I don’t understand why so many people in these comments are claiming text editors are “hard” to learn.

Software engineers that went to college have taken Calculus, Physics, and other advanced courses that can be very hard for many to learn.

The reality is that memorizing a few keyboard shortcuts is not in fact hard. It’s something that can take time, and you might not like the shortcuts, but it’s not hard.

If you want to use powerful tools, you’re going to have to learn how to use them. There’s no way around this.

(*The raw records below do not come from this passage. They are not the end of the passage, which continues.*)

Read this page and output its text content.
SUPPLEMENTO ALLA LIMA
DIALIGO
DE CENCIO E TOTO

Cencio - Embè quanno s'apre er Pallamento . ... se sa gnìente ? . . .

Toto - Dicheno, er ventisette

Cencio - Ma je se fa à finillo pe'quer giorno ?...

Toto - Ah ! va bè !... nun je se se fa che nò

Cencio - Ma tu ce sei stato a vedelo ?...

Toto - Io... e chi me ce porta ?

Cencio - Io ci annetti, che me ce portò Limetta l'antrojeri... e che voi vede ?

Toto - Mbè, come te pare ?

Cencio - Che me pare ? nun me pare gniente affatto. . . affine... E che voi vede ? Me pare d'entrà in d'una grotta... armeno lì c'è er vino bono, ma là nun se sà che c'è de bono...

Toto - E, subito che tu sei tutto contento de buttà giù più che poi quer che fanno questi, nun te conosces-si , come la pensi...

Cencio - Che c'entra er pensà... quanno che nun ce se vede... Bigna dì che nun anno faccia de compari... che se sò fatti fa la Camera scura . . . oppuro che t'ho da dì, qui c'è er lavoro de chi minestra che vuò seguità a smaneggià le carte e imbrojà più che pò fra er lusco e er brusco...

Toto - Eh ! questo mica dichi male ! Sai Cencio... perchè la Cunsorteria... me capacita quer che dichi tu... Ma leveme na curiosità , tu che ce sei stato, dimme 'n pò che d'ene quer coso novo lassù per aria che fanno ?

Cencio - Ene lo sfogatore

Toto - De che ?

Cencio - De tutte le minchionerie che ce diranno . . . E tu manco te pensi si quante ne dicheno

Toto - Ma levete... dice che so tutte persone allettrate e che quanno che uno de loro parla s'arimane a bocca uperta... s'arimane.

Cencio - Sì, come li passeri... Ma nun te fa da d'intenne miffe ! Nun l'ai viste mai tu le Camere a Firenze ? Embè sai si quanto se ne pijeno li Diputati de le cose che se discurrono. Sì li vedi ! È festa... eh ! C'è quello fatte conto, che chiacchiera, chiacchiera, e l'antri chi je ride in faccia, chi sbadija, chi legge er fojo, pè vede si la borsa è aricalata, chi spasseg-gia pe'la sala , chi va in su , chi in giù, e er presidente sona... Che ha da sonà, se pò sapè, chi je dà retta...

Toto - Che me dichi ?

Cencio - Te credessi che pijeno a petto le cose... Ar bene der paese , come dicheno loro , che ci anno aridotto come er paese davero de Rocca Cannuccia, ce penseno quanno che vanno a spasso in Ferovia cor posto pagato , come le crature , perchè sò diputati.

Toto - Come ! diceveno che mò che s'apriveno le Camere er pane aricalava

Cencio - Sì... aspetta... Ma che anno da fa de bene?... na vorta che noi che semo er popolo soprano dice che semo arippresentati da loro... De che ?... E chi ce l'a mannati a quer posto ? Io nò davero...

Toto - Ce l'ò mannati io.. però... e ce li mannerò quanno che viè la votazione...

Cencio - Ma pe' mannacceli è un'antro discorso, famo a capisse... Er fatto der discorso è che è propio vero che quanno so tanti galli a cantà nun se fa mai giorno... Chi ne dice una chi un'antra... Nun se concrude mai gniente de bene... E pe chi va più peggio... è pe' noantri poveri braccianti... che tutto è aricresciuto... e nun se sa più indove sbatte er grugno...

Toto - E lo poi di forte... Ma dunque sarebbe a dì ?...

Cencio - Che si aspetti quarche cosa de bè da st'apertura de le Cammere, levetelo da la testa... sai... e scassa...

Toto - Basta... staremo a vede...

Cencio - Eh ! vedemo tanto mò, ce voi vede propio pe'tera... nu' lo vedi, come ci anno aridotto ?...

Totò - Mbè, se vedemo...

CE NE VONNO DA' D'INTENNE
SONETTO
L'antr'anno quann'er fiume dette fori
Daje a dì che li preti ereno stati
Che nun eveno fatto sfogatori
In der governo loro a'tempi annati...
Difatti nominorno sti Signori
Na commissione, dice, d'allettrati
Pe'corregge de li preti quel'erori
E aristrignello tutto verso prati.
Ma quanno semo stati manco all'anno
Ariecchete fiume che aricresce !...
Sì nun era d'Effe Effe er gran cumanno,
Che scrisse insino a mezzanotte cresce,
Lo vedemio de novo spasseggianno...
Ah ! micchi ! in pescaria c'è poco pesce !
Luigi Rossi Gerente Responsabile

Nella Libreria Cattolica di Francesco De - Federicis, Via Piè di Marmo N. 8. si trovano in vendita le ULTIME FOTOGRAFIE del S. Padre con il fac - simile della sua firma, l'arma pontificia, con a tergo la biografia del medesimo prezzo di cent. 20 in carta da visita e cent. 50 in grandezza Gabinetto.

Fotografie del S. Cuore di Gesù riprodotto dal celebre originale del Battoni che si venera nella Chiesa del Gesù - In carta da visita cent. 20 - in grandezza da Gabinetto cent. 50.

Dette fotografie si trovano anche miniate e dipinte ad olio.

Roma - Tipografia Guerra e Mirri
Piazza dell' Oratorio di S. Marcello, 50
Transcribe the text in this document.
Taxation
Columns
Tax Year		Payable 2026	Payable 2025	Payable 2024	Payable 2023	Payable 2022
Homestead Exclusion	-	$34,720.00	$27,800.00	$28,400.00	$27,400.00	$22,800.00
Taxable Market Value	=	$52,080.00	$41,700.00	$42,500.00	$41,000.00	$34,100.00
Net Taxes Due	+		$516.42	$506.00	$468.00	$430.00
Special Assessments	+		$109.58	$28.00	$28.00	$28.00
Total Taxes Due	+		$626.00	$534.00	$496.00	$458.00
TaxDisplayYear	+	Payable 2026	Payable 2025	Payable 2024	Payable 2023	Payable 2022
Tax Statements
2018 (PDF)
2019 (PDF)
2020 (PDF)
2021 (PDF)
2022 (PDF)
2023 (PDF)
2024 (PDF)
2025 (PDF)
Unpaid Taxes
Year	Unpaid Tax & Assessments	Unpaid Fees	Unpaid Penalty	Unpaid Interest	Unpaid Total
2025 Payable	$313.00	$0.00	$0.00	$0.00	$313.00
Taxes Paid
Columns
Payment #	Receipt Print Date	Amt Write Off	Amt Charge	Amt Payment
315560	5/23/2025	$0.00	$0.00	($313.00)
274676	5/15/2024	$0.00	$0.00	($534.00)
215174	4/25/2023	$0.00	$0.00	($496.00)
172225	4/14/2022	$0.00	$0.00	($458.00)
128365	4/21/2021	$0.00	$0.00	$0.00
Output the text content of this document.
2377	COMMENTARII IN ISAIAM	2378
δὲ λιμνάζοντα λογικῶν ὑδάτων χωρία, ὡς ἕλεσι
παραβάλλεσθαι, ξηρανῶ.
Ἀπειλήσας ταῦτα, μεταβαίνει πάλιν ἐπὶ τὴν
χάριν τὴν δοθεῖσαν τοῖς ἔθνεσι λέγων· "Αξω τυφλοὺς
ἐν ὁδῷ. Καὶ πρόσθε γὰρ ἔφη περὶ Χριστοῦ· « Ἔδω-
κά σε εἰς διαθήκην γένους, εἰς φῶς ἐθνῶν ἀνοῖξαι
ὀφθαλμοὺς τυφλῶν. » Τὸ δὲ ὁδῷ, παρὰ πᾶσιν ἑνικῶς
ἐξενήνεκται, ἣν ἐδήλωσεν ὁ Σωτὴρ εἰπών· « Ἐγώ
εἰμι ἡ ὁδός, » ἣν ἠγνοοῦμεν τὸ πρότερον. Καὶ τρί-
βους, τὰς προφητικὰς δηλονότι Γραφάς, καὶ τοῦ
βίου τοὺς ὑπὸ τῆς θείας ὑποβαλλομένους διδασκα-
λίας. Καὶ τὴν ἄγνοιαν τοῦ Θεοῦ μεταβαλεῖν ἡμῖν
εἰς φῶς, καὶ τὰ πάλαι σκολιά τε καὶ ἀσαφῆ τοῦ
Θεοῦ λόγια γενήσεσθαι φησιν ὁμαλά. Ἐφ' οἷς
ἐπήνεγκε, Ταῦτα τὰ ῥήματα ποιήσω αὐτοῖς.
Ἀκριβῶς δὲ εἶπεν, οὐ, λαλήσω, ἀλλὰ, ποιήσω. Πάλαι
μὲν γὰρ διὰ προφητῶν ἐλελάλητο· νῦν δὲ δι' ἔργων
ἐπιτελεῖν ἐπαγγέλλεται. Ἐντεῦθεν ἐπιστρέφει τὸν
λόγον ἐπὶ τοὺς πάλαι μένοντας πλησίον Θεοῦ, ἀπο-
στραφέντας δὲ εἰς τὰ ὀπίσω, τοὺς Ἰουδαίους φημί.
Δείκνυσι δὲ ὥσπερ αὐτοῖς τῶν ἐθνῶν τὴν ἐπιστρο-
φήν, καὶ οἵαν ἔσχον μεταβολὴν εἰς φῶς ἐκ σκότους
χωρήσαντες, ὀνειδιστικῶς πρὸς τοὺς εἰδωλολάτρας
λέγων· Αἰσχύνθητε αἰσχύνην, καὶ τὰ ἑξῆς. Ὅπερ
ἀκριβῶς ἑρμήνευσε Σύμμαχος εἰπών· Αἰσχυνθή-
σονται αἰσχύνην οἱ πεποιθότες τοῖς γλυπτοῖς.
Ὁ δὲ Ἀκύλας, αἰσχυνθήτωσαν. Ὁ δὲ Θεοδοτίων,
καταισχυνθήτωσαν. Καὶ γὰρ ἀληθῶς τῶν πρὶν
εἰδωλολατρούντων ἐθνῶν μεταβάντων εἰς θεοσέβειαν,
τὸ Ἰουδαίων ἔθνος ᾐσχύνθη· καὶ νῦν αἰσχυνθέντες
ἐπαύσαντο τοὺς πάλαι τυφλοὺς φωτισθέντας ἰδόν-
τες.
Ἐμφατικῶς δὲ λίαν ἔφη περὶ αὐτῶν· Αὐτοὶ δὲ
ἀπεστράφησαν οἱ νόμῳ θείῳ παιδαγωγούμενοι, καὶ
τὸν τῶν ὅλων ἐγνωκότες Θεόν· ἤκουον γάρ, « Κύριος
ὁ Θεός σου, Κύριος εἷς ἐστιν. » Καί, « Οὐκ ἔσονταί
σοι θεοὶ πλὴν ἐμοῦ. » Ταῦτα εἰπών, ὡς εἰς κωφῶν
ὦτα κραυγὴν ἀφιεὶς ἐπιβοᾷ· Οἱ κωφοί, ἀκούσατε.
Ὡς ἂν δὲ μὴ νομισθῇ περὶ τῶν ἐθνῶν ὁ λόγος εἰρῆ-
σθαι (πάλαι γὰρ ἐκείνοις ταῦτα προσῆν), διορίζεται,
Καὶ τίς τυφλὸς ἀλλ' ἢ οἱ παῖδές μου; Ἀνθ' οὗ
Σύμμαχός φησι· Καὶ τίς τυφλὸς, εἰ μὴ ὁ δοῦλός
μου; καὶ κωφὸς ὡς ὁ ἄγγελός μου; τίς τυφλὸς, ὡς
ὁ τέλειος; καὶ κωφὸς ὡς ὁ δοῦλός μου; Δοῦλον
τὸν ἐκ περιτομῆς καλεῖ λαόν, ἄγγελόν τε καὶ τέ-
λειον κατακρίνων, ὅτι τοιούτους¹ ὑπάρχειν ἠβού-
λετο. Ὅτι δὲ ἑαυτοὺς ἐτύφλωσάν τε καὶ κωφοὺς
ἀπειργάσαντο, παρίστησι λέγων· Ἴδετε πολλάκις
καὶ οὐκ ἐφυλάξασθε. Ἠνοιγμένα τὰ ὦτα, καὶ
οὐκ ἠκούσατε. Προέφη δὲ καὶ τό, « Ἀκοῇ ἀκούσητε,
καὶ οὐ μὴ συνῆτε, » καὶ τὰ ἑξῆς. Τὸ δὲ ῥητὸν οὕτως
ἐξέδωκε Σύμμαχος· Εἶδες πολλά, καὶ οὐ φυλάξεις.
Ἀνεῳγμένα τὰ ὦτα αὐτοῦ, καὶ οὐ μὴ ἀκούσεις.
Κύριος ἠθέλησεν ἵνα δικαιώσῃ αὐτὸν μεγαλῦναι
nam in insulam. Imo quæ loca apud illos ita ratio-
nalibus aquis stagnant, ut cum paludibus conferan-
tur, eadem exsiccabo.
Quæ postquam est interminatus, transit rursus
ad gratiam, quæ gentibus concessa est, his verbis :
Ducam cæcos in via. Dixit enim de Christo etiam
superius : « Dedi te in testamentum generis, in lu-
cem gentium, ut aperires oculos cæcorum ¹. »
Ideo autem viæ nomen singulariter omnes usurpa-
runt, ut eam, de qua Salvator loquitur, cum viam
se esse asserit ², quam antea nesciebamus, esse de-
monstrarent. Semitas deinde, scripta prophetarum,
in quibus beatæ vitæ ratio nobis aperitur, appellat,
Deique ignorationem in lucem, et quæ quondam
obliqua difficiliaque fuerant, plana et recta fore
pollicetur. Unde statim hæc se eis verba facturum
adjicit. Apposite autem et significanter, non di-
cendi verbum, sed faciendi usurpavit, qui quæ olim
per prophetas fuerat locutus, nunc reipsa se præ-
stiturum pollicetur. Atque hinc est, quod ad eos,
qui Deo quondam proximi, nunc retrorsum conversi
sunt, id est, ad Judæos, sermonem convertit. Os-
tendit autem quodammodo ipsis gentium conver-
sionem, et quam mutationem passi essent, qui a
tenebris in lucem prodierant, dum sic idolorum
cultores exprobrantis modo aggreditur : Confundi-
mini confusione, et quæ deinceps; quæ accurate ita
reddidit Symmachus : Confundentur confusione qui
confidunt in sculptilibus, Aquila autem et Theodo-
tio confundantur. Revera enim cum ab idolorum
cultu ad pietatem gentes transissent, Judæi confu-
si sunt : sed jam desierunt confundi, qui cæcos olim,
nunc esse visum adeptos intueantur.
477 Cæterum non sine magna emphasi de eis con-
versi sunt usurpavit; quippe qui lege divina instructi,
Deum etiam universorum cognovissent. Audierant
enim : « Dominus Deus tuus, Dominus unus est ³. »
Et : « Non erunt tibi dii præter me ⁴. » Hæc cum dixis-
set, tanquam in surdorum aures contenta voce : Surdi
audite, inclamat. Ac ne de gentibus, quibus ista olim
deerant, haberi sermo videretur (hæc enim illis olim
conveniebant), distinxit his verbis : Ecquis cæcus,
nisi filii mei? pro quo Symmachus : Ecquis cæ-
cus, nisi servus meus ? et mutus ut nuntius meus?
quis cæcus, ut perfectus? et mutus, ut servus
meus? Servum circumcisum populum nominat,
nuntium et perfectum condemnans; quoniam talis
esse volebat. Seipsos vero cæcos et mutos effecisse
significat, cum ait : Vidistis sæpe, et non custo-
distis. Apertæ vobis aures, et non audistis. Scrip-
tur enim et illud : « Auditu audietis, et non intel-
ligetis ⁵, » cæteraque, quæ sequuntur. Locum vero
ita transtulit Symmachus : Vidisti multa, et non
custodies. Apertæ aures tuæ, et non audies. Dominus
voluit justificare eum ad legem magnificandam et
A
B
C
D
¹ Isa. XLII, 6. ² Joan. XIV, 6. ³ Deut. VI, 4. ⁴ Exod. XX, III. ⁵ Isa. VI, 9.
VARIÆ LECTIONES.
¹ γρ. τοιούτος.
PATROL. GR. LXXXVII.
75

I don't get this either. You watch a skilled tradesman work and he'll use all manner of tricks he's learnt over the years. His tools will do most of the work, he just gently guides them in the right direction. Then I'll see developers not even using tab completion in a shell. It's almost like tooling has to shout at them (like underlining errors etc) out of the box before they'll interact with it. It's so strange.
You’re in the wrong thread. Normal folks outnumber developers 100 to 1.

Not to mention, some of that dev group prefer that their small editor have the same keybindings as their full dev environment and entire OS for that matter. No mode switching needed.

> I saw this whole bottom bar with shortcuts. It sure doesn't seems to be easy

Sounds easier than not seeing a bottom bar with shortcuts.

I use micro as git commit/rebase editor. It's handy to be able to do multiline commit messages and interactive rebases without leaving the terminal.
Why not? Usually it’s because you don’t have a GUI available. But also great for a quick edit with sudo. Ctrl+S, Ctrl+Q FTW.